We are pleased to see a close alignment to IFRS 10 for consolidated financial statements and changes to the terminology to make ED 49 public sector friendly.
Specific comments
Specific Matter for Comment 1
Do you agree with the proposed definition of control? If not, how would you change the definition?
We support the proposed definition of control set out in ED 49, which sets out three elements of control to be considered by public entities – exposure to, or rights to variable benefits – power over an entity - the ability to use its power over an entity. Also, we agree that at the outset a public entity should consider all facts and circumstances when assessing whether it controls another entity. It should routinely reassess whether it controls another entity, if one of the three elements of control change.
Specific Matter for Comment 2
Do you agree that a controlling entity should consolidate all controlled entities (except where otherwise stated in this ED)? If you consider that certain categories of entities should not be consolidated, please justify your proposal having regard to user needs and indicate your preferred accounting treatment for any such controlled entities? If you have any comments about temporarily controlled entities, please respond to Specific Matter for Comment 3.

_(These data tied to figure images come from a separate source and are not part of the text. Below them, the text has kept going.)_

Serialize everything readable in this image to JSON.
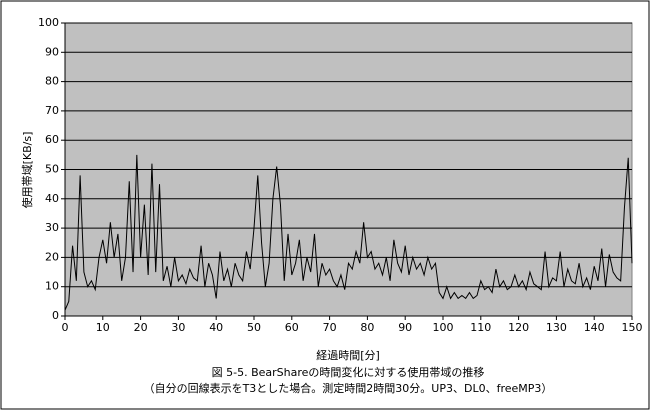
{
  "chart_data": {
    "type": "line",
    "caption": [
      "図 5-5. BearShareの時間変化に対する使用帯域の推移",
      "（自分の回線表示をT3とした場合。測定時間2時間30分。UP3、DL0、freeMP3）"
    ],
    "x_label": "経過時間[分]",
    "y_label": "使用帯域[KB/s]",
    "xlim": [
      0,
      150
    ],
    "xticks": [
      0,
      10,
      20,
      30,
      40,
      50,
      60,
      70,
      80,
      90,
      100,
      110,
      120,
      130,
      140,
      150
    ],
    "ylim": [
      0,
      100
    ],
    "yticks": [
      0,
      10,
      20,
      30,
      40,
      50,
      60,
      70,
      80,
      90,
      100
    ],
    "grid": true,
    "color": "#000000",
    "x": [
      0,
      1,
      2,
      3,
      4,
      5,
      6,
      7,
      8,
      9,
      10,
      11,
      12,
      13,
      14,
      15,
      16,
      17,
      18,
      19,
      20,
      21,
      22,
      23,
      24,
      25,
      26,
      27,
      28,
      29,
      30,
      31,
      32,
      33,
      34,
      35,
      36,
      37,
      38,
      39,
      40,
      41,
      42,
      43,
      44,
      45,
      46,
      47,
      48,
      49,
      50,
      51,
      52,
      53,
      54,
      55,
      56,
      57,
      58,
      59,
      60,
      61,
      62,
      63,
      64,
      65,
      66,
      67,
      68,
      69,
      70,
      71,
      72,
      73,
      74,
      75,
      76,
      77,
      78,
      79,
      80,
      81,
      82,
      83,
      84,
      85,
      86,
      87,
      88,
      89,
      90,
      91,
      92,
      93,
      94,
      95,
      96,
      97,
      98,
      99,
      100,
      101,
      102,
      103,
      104,
      105,
      106,
      107,
      108,
      109,
      110,
      111,
      112,
      113,
      114,
      115,
      116,
      117,
      118,
      119,
      120,
      121,
      122,
      123,
      124,
      125,
      126,
      127,
      128,
      129,
      130,
      131,
      132,
      133,
      134,
      135,
      136,
      137,
      138,
      139,
      140,
      141,
      142,
      143,
      144,
      145,
      146,
      147,
      148,
      149,
      150
    ],
    "values": [
      2,
      5,
      24,
      12,
      48,
      15,
      10,
      12,
      9,
      20,
      26,
      18,
      32,
      20,
      28,
      12,
      20,
      46,
      15,
      55,
      20,
      38,
      14,
      52,
      15,
      45,
      12,
      17,
      10,
      20,
      12,
      14,
      11,
      16,
      13,
      12,
      24,
      10,
      18,
      14,
      6,
      22,
      12,
      16,
      10,
      18,
      14,
      12,
      22,
      16,
      30,
      48,
      25,
      10,
      18,
      40,
      51,
      38,
      12,
      28,
      14,
      18,
      26,
      12,
      20,
      15,
      28,
      10,
      18,
      14,
      16,
      12,
      10,
      14,
      9,
      18,
      16,
      22,
      18,
      32,
      20,
      22,
      16,
      18,
      14,
      20,
      12,
      26,
      18,
      15,
      24,
      14,
      20,
      16,
      18,
      14,
      20,
      16,
      18,
      8,
      6,
      10,
      6,
      8,
      6,
      7,
      6,
      8,
      6,
      7,
      12,
      9,
      10,
      8,
      16,
      10,
      12,
      9,
      10,
      14,
      10,
      12,
      9,
      15,
      11,
      10,
      9,
      22,
      10,
      13,
      12,
      22,
      10,
      16,
      12,
      11,
      18,
      10,
      13,
      9,
      17,
      12,
      23,
      10,
      21,
      15,
      13,
      12,
      37,
      54,
      18
    ]
  }
}
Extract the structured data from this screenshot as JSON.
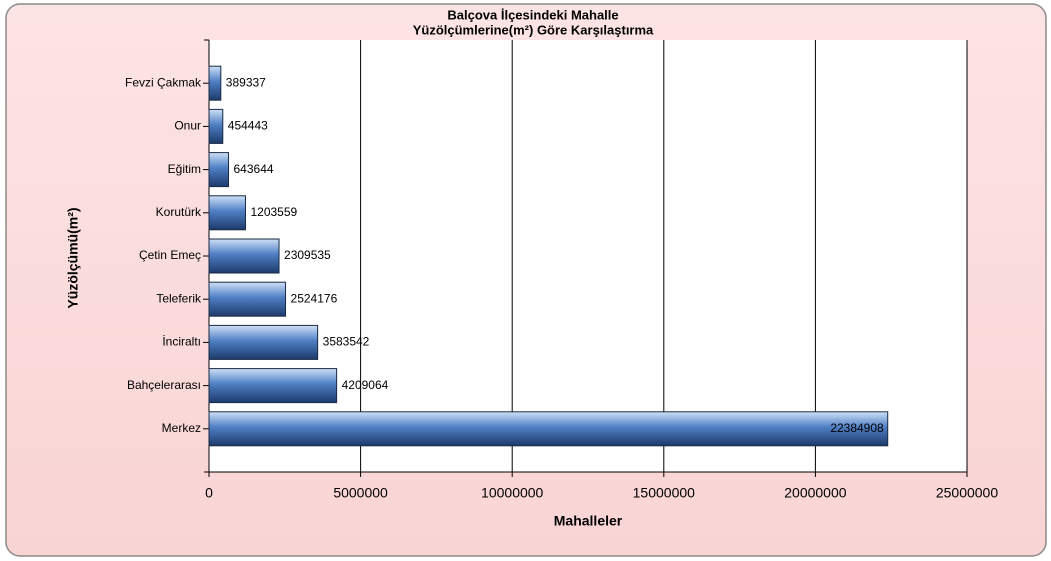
{
  "chart_data": {
    "type": "barh",
    "title": [
      "Balçova İlçesindeki Mahalle",
      "Yüzölçümlerine(m²) Göre Karşılaştırma"
    ],
    "x_label": "Mahalleler",
    "y_label": "Yüzölçümü(m²)",
    "categories": [
      "Fevzi Çakmak",
      "Onur",
      "Eğitim",
      "Korutürk",
      "Çetin Emeç",
      "Teleferik",
      "İnciraltı",
      "Bahçelerarası",
      "Merkez"
    ],
    "values": [
      389337,
      454443,
      643644,
      1203559,
      2309535,
      2524176,
      3583542,
      4209064,
      22384908
    ],
    "color": "#4f7fc4",
    "xlim": [
      0,
      25000000
    ],
    "xticks": [
      0,
      5000000,
      10000000,
      15000000,
      20000000,
      25000000
    ],
    "grid": true
  }
}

We agree that as a general principle a public entity should consolidate all entities over which it has control with the exception of investment entities. Apart from investment entities, we have not identified any other categories that should be exempted from consolidation.

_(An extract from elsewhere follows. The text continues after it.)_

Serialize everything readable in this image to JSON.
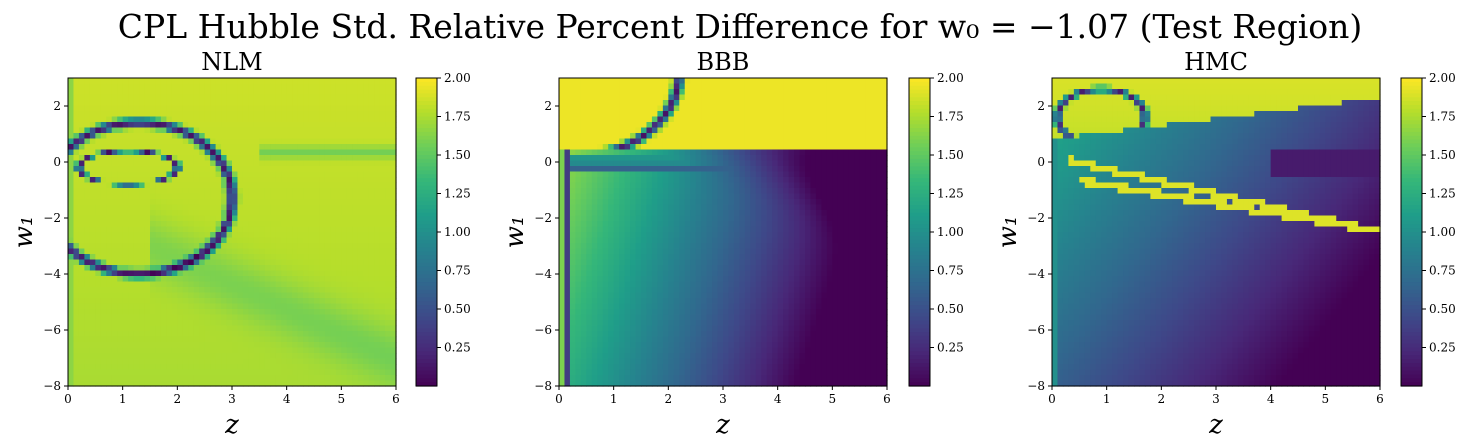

Specific Matter for Comment 3
Do you agree with the proposal to withdraw the exemption in IPSAS 6, consolidated and separate financial statements (December 2006) for temporarily controlled entities? If you agree with the withdrawal of the exemption please give reasons. If you disagree with the withdrawal of the exemption please indicate any modifications that you would propose to the exemption in IPSAS 6 (December 2006).
We agree with the proposed withdrawal of the exemption from consolidation for temporarily controlled entities. It is often problematic determining the cut-off point of when and when not to classify an entity as temporarily controlled. In some cases, control for short periods often becomes longer because of unavoidable circumstances e.g. the UK government control of RBS bank which is now in its third year. This is particularly the case where a significant reorganisation of the entity acquired is necessary before it can be removed from public control.
Overall, we believe that consolidating temporarily controlled entities will improve comparability and consistency within public sector accounting, as well as recognising the risk and costs involved.
Specific Matter for Comment 4
Do you agree that a controlling entity that is an investment entity should account for its investments at fair value through surplus and deficit?
We agree with the above proposal that an investment entity should account for its investments at fair value through surplus or deficit.
Specific Matter for Comment 5
Do you agree that a controlling entity that is not itself an investment entity but which controls an investment entity should be required to present consolidated financial statements in which it (i) measures the investments in the controlled entity at fair value through surplus or deficit in accordance with IPSAS 29 and (ii) consolidates the other assets and liabilities and revenue and expenses of the controlled investment entity in accordance with this standard?
Do you agree that the proposed approach is appropriate and practicable? If not, what approach do you consider would be more appropriate and practical?
We agree that a controlling entity that is not itself an investment entity, but which controls an investment entity should consolidate in accordance with IPSAS 29, by measuring the investments in the controlled entity at fair value through surplus or deficit. Before doing so, an entity should consider all the facts and circumstances when assessing whether it is an investment entity, including its purpose and design.
To ensure consistency of valuation and presentation of similar controlled entities we agree that the proposed approach is practical.
Specific Matter for Comment 6
The IPSASB has aligned the principles in this standard with the Government Finance Statistics Manual 2013 where feasible. Can you identify any further opportunities for alignment?
We have no comments to make on the above.